When psychologists study emotion regulation, they often highlight two effective strategies: distraction and reframing. Anger is a full frontal assault on your amygdalda. You try to warn someone, “You wouldn’t like me when I’m angry,” but a split-second later you’re stomping around: “Hulk smash!” Anger makes distraction difficult. It narrows your focus to the person who’s wronged you, to the point that it’s hard to shift your attention to anything else.
Reframing isn’t a cakewalk, but it’s what I find most helpful when I start fuming. My first instinct is to ask, “How do I engage my prefrontal cortex?”
Kidding. Not even neuroscientists think like that.

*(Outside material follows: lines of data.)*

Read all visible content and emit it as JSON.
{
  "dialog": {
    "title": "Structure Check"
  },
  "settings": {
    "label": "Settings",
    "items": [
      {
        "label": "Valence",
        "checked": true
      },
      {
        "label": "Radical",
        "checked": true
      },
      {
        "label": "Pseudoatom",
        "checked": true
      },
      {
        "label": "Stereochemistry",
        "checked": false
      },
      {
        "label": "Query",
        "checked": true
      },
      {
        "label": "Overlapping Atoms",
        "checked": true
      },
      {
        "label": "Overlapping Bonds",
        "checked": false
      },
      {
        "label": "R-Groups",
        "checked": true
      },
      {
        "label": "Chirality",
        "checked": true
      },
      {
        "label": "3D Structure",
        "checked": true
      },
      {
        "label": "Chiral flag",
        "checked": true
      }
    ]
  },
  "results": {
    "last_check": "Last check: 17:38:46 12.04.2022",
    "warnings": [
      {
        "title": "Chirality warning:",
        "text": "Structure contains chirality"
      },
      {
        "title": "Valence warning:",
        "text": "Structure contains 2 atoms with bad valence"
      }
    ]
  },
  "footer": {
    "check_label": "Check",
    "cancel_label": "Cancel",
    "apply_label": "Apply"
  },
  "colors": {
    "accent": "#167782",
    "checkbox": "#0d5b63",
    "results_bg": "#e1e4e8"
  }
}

Reframing begins with recognizing that although you can’t control the event, you can change your interpretation of it. When drivers cut her off on the road, emotion expert Sigal Barsade reframed it by imagining that they were on the way to the hospital for an emergency. But rethinking the other person’s behavior isn’t the only option. You can also look differently at your own response.
Anger isn’t an irrational emotion. It doesn’t stem from the absence of logic—it rises up from the presence of threat or harm. Getting mad is a signal that something important to you is at risk. Understanding what makes you angry is a prism for understanding what you value.
When the insults came in, I asked myself what principle was being threatened. There were at least three. Status: I’m sensitive to signals of social rejection, and this felt like middle school all over again. Competence: one of my core missions in life is to share knowledge, and now my judgment was being questioned. Freedom: my intellectual autonomy matters deeply to me, and there were other people trying to dictate whether I had a voice.
Once I recognized the roots of my anger, it started to melt away. Yes, I care about being respected and liked, but do I really care what someone who stoops to calling me an asshat thinks of me?

Suddenly I felt relieved, not mad. I should thank my lucky stars that it’s not up to them to judge my competence or decide my freedom! So why am I giving them power over how I feel?
That’s a question we could all ask more often when we get angry. Has this person earned the right to dictate my emotions? If not, it might be time to return to sender.